Бережно, дрожащей рукой Душан Зачанин плеснул ракию на рану. Лицо у него сморщилось от новой боли: точно на открытую рану набросились свирепые голодные муравьи. Хотел было плеснуть еще, но передумал: «Зачем добро переводить, — пробормотал он тихонько, — все равно не успеет ни зарасти, ни загноиться, лучше выпью, жажду утолю…
Он осушил флягу и отбросил ее в сторону — кто найдет, пусть порадуется! Ракия его согрела, боль немного утихла, и мир на какое-то мгновение стал не таким страшным. Конечно, это не мир, а сплошная облава, но так испокон веку было. Взяв щепотку резаного табаку, он приложил ее к ране и сказал:
— Дай-ка мне рубаху, Арсо!
Ответа не последовало. Он подождал немного и повторил:
— Дай мне рубаху, замотать это горе!
Удивленно повернулся — Арсо не было. На какое-то мгновение Душан почувствовал себя покинутым, а потом принялся винить самого себя: «Нет времени, дерется и за меня и за себя! Все дерутся, только я тут ковыряюсь, теряю время. Надо скорей кончать и идти на помощь, пока еще дышу…»
Он вытащил из ранца рубаху, обмотал ею ногу. У джемпера оторвал рукав и натянул его как сапог поверх повязки. «Так будет мягко и тепло, немного уж осталось…» Ножом отрезал гайтан от фляги и затянул повязку, чтобы не спадала. Поднялся и, хотя искры сыпались из глаз, сделал шаг и оперся на пятку.
— Больно, — сказал он себе. — На то и рана, должна болеть. Если бы не болела, и раной не называлась бы…
Боль, особенно при движении, пронизывала от пятки до затылка. От боли он закрывал глаза и тут же переносился в другое место — далеко-далеко от этого леса и сверкающего впереди Свадебного кладбища.

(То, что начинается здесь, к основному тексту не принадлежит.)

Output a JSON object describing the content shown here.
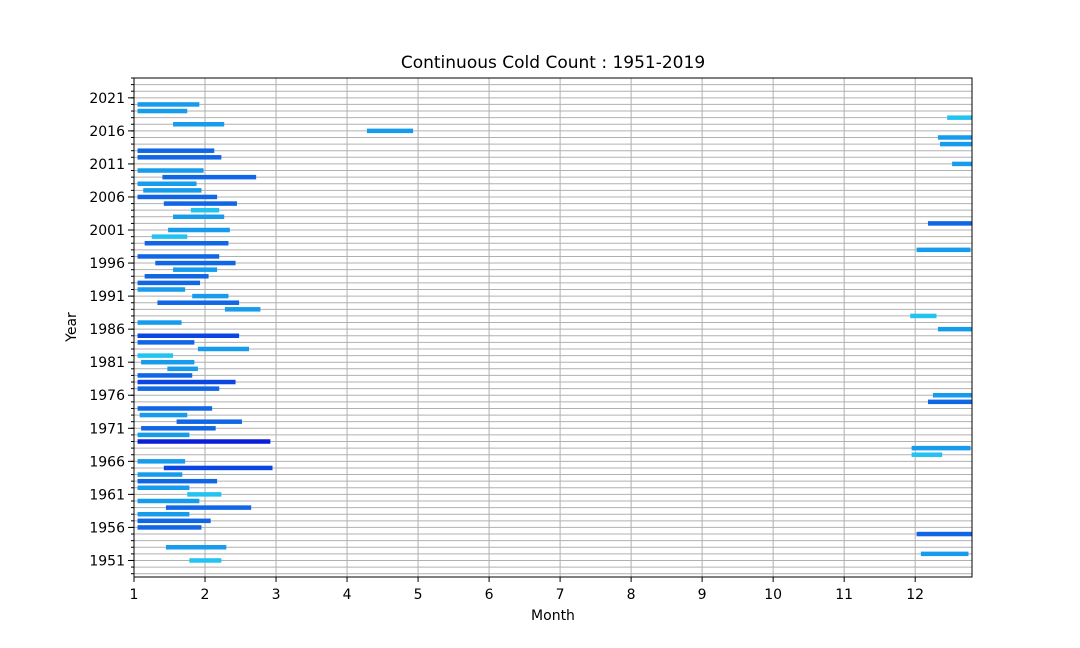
{
  "chart_data": {
    "type": "bar",
    "orientation": "horizontal-spans",
    "title": "Continuous Cold Count : 1951-2019",
    "xlabel": "Month",
    "ylabel": "Year",
    "xlim": [
      1,
      12.8
    ],
    "ylim": [
      1948.5,
      2024
    ],
    "grid": true,
    "x_ticks": [
      "1",
      "2",
      "3",
      "4",
      "5",
      "6",
      "7",
      "8",
      "9",
      "10",
      "11",
      "12"
    ],
    "y_ticks": [
      "1951",
      "1956",
      "1961",
      "1966",
      "1971",
      "1976",
      "1981",
      "1986",
      "1991",
      "1996",
      "2001",
      "2006",
      "2011",
      "2016",
      "2021"
    ],
    "colors": {
      "light": "#22c3f0",
      "medium": "#169bed",
      "dark": "#1166e6",
      "darker": "#0b46e0",
      "darkest": "#0a1fd8"
    },
    "spans": [
      {
        "year": 1951,
        "start": 1.78,
        "end": 2.23,
        "shade": "light"
      },
      {
        "year": 1952,
        "start": 12.08,
        "end": 12.75,
        "shade": "medium"
      },
      {
        "year": 1953,
        "start": 1.45,
        "end": 2.3,
        "shade": "medium"
      },
      {
        "year": 1955,
        "start": 12.02,
        "end": 12.8,
        "shade": "dark"
      },
      {
        "year": 1956,
        "start": 1.05,
        "end": 1.95,
        "shade": "dark"
      },
      {
        "year": 1957,
        "start": 1.05,
        "end": 2.08,
        "shade": "dark"
      },
      {
        "year": 1958,
        "start": 1.05,
        "end": 1.78,
        "shade": "medium"
      },
      {
        "year": 1959,
        "start": 1.45,
        "end": 2.65,
        "shade": "dark"
      },
      {
        "year": 1960,
        "start": 1.05,
        "end": 1.92,
        "shade": "medium"
      },
      {
        "year": 1961,
        "start": 1.75,
        "end": 2.23,
        "shade": "light"
      },
      {
        "year": 1962,
        "start": 1.05,
        "end": 1.78,
        "shade": "medium"
      },
      {
        "year": 1963,
        "start": 1.05,
        "end": 2.17,
        "shade": "dark"
      },
      {
        "year": 1964,
        "start": 1.05,
        "end": 1.68,
        "shade": "medium"
      },
      {
        "year": 1965,
        "start": 1.42,
        "end": 2.95,
        "shade": "darker"
      },
      {
        "year": 1966,
        "start": 1.05,
        "end": 1.72,
        "shade": "medium"
      },
      {
        "year": 1967,
        "start": 11.95,
        "end": 12.38,
        "shade": "light"
      },
      {
        "year": 1968,
        "start": 11.95,
        "end": 12.78,
        "shade": "medium"
      },
      {
        "year": 1969,
        "start": 1.05,
        "end": 2.92,
        "shade": "darkest"
      },
      {
        "year": 1970,
        "start": 1.05,
        "end": 1.78,
        "shade": "medium"
      },
      {
        "year": 1971,
        "start": 1.1,
        "end": 2.15,
        "shade": "dark"
      },
      {
        "year": 1972,
        "start": 1.6,
        "end": 2.52,
        "shade": "dark"
      },
      {
        "year": 1973,
        "start": 1.08,
        "end": 1.75,
        "shade": "medium"
      },
      {
        "year": 1974,
        "start": 1.05,
        "end": 2.1,
        "shade": "dark"
      },
      {
        "year": 1975,
        "start": 12.18,
        "end": 12.8,
        "shade": "dark"
      },
      {
        "year": 1976,
        "start": 12.25,
        "end": 12.8,
        "shade": "medium"
      },
      {
        "year": 1977,
        "start": 1.05,
        "end": 2.2,
        "shade": "dark"
      },
      {
        "year": 1978,
        "start": 1.05,
        "end": 2.43,
        "shade": "darker"
      },
      {
        "year": 1979,
        "start": 1.05,
        "end": 1.82,
        "shade": "dark"
      },
      {
        "year": 1980,
        "start": 1.47,
        "end": 1.9,
        "shade": "medium"
      },
      {
        "year": 1981,
        "start": 1.1,
        "end": 1.85,
        "shade": "medium"
      },
      {
        "year": 1982,
        "start": 1.05,
        "end": 1.55,
        "shade": "light"
      },
      {
        "year": 1983,
        "start": 1.9,
        "end": 2.62,
        "shade": "medium"
      },
      {
        "year": 1984,
        "start": 1.05,
        "end": 1.85,
        "shade": "dark"
      },
      {
        "year": 1985,
        "start": 1.05,
        "end": 2.48,
        "shade": "darker"
      },
      {
        "year": 1986,
        "start": 12.32,
        "end": 12.8,
        "shade": "medium"
      },
      {
        "year": 1987,
        "start": 1.05,
        "end": 1.67,
        "shade": "medium"
      },
      {
        "year": 1988,
        "start": 11.93,
        "end": 12.3,
        "shade": "light"
      },
      {
        "year": 1989,
        "start": 2.28,
        "end": 2.78,
        "shade": "medium"
      },
      {
        "year": 1990,
        "start": 1.33,
        "end": 2.48,
        "shade": "dark"
      },
      {
        "year": 1991,
        "start": 1.82,
        "end": 2.33,
        "shade": "medium"
      },
      {
        "year": 1992,
        "start": 1.05,
        "end": 1.72,
        "shade": "medium"
      },
      {
        "year": 1993,
        "start": 1.05,
        "end": 1.93,
        "shade": "dark"
      },
      {
        "year": 1994,
        "start": 1.15,
        "end": 2.05,
        "shade": "dark"
      },
      {
        "year": 1995,
        "start": 1.55,
        "end": 2.17,
        "shade": "medium"
      },
      {
        "year": 1996,
        "start": 1.3,
        "end": 2.43,
        "shade": "dark"
      },
      {
        "year": 1997,
        "start": 1.05,
        "end": 2.2,
        "shade": "dark"
      },
      {
        "year": 1998,
        "start": 12.02,
        "end": 12.78,
        "shade": "medium"
      },
      {
        "year": 1999,
        "start": 1.15,
        "end": 2.33,
        "shade": "dark"
      },
      {
        "year": 2000,
        "start": 1.25,
        "end": 1.75,
        "shade": "light"
      },
      {
        "year": 2001,
        "start": 1.48,
        "end": 2.35,
        "shade": "medium"
      },
      {
        "year": 2002,
        "start": 12.18,
        "end": 12.8,
        "shade": "dark"
      },
      {
        "year": 2003,
        "start": 1.55,
        "end": 2.27,
        "shade": "medium"
      },
      {
        "year": 2004,
        "start": 1.8,
        "end": 2.2,
        "shade": "light"
      },
      {
        "year": 2005,
        "start": 1.42,
        "end": 2.45,
        "shade": "dark"
      },
      {
        "year": 2006,
        "start": 1.05,
        "end": 2.17,
        "shade": "dark"
      },
      {
        "year": 2007,
        "start": 1.13,
        "end": 1.95,
        "shade": "medium"
      },
      {
        "year": 2008,
        "start": 1.05,
        "end": 1.88,
        "shade": "medium"
      },
      {
        "year": 2009,
        "start": 1.4,
        "end": 2.72,
        "shade": "dark"
      },
      {
        "year": 2010,
        "start": 1.05,
        "end": 1.98,
        "shade": "medium"
      },
      {
        "year": 2011,
        "start": 12.52,
        "end": 12.8,
        "shade": "medium"
      },
      {
        "year": 2012,
        "start": 1.05,
        "end": 2.23,
        "shade": "dark"
      },
      {
        "year": 2013,
        "start": 1.05,
        "end": 2.13,
        "shade": "dark"
      },
      {
        "year": 2014,
        "start": 12.35,
        "end": 12.8,
        "shade": "medium"
      },
      {
        "year": 2015,
        "start": 12.32,
        "end": 12.8,
        "shade": "medium"
      },
      {
        "year": 2016,
        "start": 4.28,
        "end": 4.93,
        "shade": "medium"
      },
      {
        "year": 2017,
        "start": 1.55,
        "end": 2.27,
        "shade": "medium"
      },
      {
        "year": 2018,
        "start": 12.45,
        "end": 12.8,
        "shade": "light"
      },
      {
        "year": 2019,
        "start": 1.05,
        "end": 1.75,
        "shade": "medium"
      },
      {
        "year": 2020,
        "start": 1.05,
        "end": 1.92,
        "shade": "medium"
      }
    ]
  }
}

По узким улицам и тесным площадям проходят шумные толпы, волнами несутся крики, песни, вздымаются сжатые кулаки — приветствие испанских борцов, — бурлят неясные надежды…
Ему все так знакомо — и предвыборные стычки, и собрания, и драки с жандармами, и похороны студентов, убитых в Белграде… «Какие мы были сильные, — думал он, — а сейчас до чего дошли! Обманул нас народ, предал. Народ что вода: то поднимется, то внезапно спадет. Но пора ему подниматься, вот только облавы кончатся, и тогда все это будет не напрасно».
Глаза заволокло от блеска слезами; Душан протер их, но это не помогло. Наконец, он увидел Шако и Ладо, они лежали на снегу возле крутой скалы Невесты и стреляли, сопровождая каждый выстрел криками. Это напомнило ему предание: встретились две свадьбы на Свадебном кладбище и вот так же подняли крик и стрельбу. Сначала убили друг друга девери у двух ключей, которые теперь называются «Девери», а потом сваты поубивали друг друга. Тогда невесты взялись за руки и прыгнули с кручи. «Бог знает, как это случилось, — подумал он, — но что-то, конечно, было, — даже могилы остались. Может, и мы сейчас вроде тех сватов, которые не хотели уступить друг другу дорогу, может, в этих местах таится магнит, который притягивает беду, как горы дождь. А может, всюду на земле так, и просто одна беда эхом разносится и становится известной всем, а другая — замалчивается и забывается».
У ствола дерева стоял, уставясь куда-то в пустоту, Иван Видрич. Зачанин доковылял до него, но Видрич его не заметил:
— Куда ты смотришь, Иван? — спросил он.
— Вот, — сказал он, пожимая плечами. — Погибаем.
— Мы знали, что погибнем еще до того, как начали. Главное, что не осрамились.
— А меня не берет, — сказал Видрич. — Никак не берет, хоть бы волосок задело.